14. The digital photographing apparatus of claim 12, wherein the still-image frame data is initial frame data.

15. The digital photographing apparatus of claim 12, wherein the digital signal processor, while in the reproducing mode, performs further steps comprising reproducing the moving-image data in response to a reproduction command signal generated by a user.

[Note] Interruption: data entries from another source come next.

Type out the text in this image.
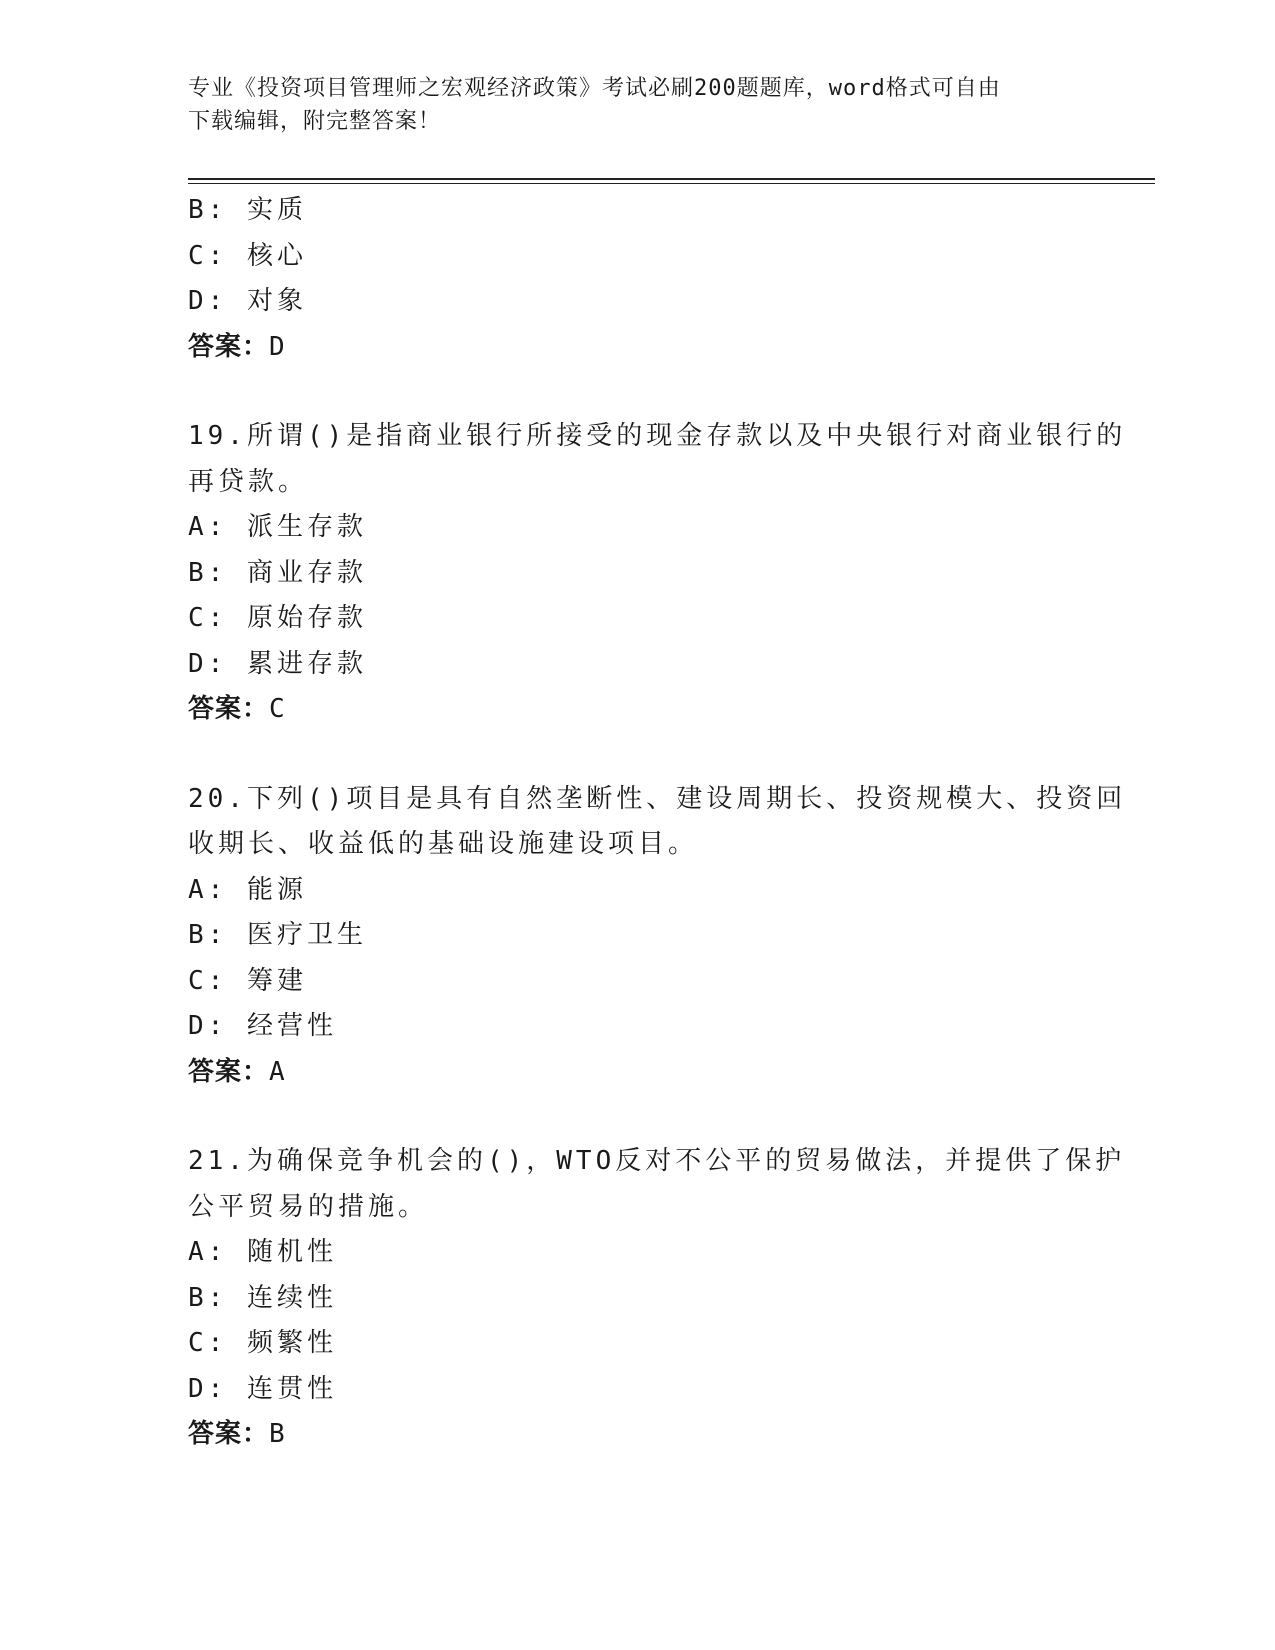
专业《投资项目管理师之宏观经济政策》考试必刷200题题库，word格式可自由
下载编辑，附完整答案！
B: 实质
C: 核心
D: 对象
答案：D
19.所谓()是指商业银行所接受的现金存款以及中央银行对商业银行的
再贷款。
A: 派生存款
B: 商业存款
C: 原始存款
D: 累进存款
答案：C
20.下列()项目是具有自然垄断性、建设周期长、投资规模大、投资回
收期长、收益低的基础设施建设项目。
A: 能源
B: 医疗卫生
C: 筹建
D: 经营性
答案：A
21.为确保竞争机会的()，WTO反对不公平的贸易做法，并提供了保护
公平贸易的措施。
A: 随机性
B: 连续性
C: 频繁性
D: 连贯性
答案：B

16. The digital photographing apparatus of claim 15, wherein the apparatus is in the reproducing mode, and wherein, while the moving-image data is being reproduced, portions of the moving-image data are replayed or skipped in response to a command signal generated by a user during playback of the moving-image data.

17. A digital photographing apparatus comprising:

means for creating a moving-image file in a storage medium;

means for storing moving-image data in the moving-image file;

means for storing frame data of the moving-image data in the moving-image file as still-image data;

means for displaying a still image of the frame data stored in the moving-image file as a representative image of the moving-image file; and

means for reproducing the moving-image data stored in the moving-image file means for inputting and processing light.

18. The digital photographing apparatus of claim 17, wherein the creating means comprises means for defining a file starter, head data, still-image frame data, and a file terminator.

19. The digital photographing apparatus of claim 17, further comprising means for reproducing the moving-image data in response to a reproduction command signal generated by a user.

20. The digital photographing apparatus of claim 17, further comprising means for replaying or skipping portions of the moving-image data in response to a command signal generated by a user during playback of the moving-image data.